# Resample imbalanced dataset

Here is a bunch of text - I hope it looks normal! (make stuff hidden)

Datasets with multiple fairness attributes often display some level of class-imbalance. Often, it is helpful to address the class-imbalance prior to model training, however, balancing multiple sensitive attributes can be more challenging than the traditional problem of balancing a single class. Since the sensitive attributes are a multi-label problem, it is not straightforward how to reduce the imbalance in one label without accidentally making the imbalance worse along another. This challenges means that generall multi-label resamplers are only able to reduce the class-imbalance but not remove it entirely.

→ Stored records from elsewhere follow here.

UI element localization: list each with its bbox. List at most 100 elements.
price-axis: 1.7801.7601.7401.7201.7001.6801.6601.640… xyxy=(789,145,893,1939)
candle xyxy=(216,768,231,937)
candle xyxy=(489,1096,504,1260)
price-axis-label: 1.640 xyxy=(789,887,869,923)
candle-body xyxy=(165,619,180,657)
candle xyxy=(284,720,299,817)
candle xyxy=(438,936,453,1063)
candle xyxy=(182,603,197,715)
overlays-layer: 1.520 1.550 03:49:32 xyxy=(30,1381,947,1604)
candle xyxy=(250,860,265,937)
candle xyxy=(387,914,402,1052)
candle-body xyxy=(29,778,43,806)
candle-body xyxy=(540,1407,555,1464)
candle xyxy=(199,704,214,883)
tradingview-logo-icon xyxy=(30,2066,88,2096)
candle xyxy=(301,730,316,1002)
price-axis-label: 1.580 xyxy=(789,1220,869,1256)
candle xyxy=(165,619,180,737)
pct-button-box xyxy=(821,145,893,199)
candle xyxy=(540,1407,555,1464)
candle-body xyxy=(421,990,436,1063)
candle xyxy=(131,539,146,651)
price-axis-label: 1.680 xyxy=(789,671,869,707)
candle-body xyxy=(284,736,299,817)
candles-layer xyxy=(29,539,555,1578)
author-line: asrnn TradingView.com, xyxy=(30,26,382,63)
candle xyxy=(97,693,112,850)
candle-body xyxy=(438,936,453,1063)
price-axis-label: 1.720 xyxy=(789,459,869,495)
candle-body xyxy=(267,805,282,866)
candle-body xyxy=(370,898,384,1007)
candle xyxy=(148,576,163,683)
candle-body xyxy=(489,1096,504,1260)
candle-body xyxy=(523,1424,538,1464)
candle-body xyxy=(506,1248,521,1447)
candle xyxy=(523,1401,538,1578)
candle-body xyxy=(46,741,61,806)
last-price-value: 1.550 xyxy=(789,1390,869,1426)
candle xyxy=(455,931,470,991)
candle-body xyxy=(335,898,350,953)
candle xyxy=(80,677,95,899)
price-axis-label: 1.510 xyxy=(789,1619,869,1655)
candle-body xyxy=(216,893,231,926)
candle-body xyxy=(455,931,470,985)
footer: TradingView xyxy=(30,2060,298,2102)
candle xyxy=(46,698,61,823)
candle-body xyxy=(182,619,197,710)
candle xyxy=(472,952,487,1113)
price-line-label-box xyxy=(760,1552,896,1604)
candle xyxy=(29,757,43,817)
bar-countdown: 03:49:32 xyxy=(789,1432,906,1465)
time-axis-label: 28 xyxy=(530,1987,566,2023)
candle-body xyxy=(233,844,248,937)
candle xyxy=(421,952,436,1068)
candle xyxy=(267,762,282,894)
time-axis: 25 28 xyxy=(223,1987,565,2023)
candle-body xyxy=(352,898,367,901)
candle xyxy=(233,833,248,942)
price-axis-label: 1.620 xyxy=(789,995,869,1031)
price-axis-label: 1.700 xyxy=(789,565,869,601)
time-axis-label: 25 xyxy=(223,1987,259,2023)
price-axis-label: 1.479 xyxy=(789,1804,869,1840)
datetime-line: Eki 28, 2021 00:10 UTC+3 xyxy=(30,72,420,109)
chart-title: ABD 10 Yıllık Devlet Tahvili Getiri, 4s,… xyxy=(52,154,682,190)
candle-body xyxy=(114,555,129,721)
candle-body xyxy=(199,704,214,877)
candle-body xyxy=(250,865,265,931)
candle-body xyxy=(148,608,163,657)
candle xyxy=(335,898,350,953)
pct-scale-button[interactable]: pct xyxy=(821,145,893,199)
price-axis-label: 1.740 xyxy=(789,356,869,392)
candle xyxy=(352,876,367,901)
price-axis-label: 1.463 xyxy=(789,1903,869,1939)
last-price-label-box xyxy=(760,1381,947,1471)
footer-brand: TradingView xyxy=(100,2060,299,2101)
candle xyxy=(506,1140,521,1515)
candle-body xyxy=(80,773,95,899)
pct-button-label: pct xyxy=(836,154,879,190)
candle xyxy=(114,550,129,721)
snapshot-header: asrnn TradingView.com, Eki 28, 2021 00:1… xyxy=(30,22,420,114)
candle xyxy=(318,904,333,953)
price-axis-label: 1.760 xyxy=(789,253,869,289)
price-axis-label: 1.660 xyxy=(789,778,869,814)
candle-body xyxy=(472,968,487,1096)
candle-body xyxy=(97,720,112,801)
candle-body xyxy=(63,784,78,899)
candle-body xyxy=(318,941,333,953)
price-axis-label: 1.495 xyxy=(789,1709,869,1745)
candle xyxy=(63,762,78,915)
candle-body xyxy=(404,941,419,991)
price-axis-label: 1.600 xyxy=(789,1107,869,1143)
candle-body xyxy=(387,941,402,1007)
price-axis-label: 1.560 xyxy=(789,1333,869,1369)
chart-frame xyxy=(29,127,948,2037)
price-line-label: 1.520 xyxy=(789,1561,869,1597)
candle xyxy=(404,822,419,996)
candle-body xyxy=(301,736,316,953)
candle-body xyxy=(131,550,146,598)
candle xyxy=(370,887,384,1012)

This package includes multiple methods to attempt to address this dilemma. Here, we walk through on of the simpler methods (multi-label random oversampling) using some synthetic data. 

In [2]:
# Required for notebook path to be at head of project for torch_fairness imports
import sys
sys.path.insert(0, os.path.abspath('../../..'))
import os
os.chdir('../../..')

In [40]:
import os
from typing import List

import pandas as pd
import numpy as np

from torch_fairness.resampling import MLROS
from torch_fairness.resampling import imbalance_ratio
from torch_fairness.data import SensitiveMap
from torch_fairness.data import SensitiveTransformer

In [47]:
def print_sample_sizes(data: pd.DataFrame) -> None:
    print(f"Sample size: {data.shape[0]}")
    print(f"Sex: {data.Sex.value_counts().to_dict()}")
    print(f"Race: {data.Race.value_counts().to_dict()}")

In [48]:
def print_imbalance(data: pd.DataFrame) -> None:
    sample_sizes = np.array([*data.Sex.value_counts().to_dict().values(), *data.Race.value_counts().to_dict().values()])
    print(f"Imbalance ratios: {imbalance_ratio(sample_sizes=sample_sizes)}")
    print(f"Mean imbalance ratios: {imbalance_ratio(sample_sizes=sample_sizes).mean()}")

## Data

This synthetic dataset involves two sensitive attributes: Race and Gender. 

In [49]:
feature_cols = ['X0', 'X1', 'X2']
sensitive_cols = ['Race', 'Sex']
data = pd.read_csv(os.path.join('datasets', 'synthetic_imbalanced_labels.csv'))
print_sample_sizes(data)

Sample size: 200
Sex: {'male': 158, 'female': 42}
Race: {'african-american': 97, 'caucasian': 66, 'hispanic': 27}


## Resampling

One of the simplest resampling methods is multi-label random oversampler (MLROS), which identifies the groups with the greatest class-imblanace and oversamples them until they either (a) no longer are marked as being imbalanced or (b) the maximum number of clones has been created.

In [23]:
sensitive_map = SensitiveMap.infer(data[sensitive_cols], minimum_sample_size=15)
sensitive_transformer = SensitiveTransformer(sensitive_map=sensitive_map, minimum_sample_size=15)
sensitive_transformer.fit(data[sensitive_cols])
dummy_sensitive = sensitive_transformer.transform(data[sensitive_cols])

In [50]:
resampler = MLROS(max_clone_percentage=0.5, random_state=1, sample_size_chunk=1)
new_data = resampler.balance(labels=dummy_sensitive, features=data[['X0', 'X1', 'X2']])
new_data = pd.DataFrame(sensitive_transformer.inverse_transform(new_data['labels']), columns=['Race', 'Sex'])
print_sample_sizes(new_data)

Sample size: 300
Sex: {'male': 199, 'female': 101}
Race: {'african-american': 123, 'hispanic': 91, 'caucasian': 73}


While the sample sizes look a bit better after the resampling, it can something be challenging to tell by eye. A commonly used measure in the multi-label imbalance literature is the imbalance ratio, where the smallest value is 1. and larger indicates more imbalance. It can be useful for understanding and comparing the impact of different resampling methods.   

In [54]:
print('Original data')
print_imbalance(data)
print('\nResampled data')
print_imbalance(new_data)

Original data
Imbalance ratios: [1.         3.76190476 1.62886598 2.39393939 5.85185185]
Mean imbalance ratios: 2.9273123974154904

Resampled data
Imbalance ratios: [1.         1.97029703 1.61788618 2.18681319 2.7260274 ]
Mean imbalance ratios: 1.9002047585276436


After looking at the resampling ratios, we see a substantial improvement in the two smallest groups. This is the expected behavior, as MLROS oversamples groups that fall above a certain threshold in their imbalance ratios.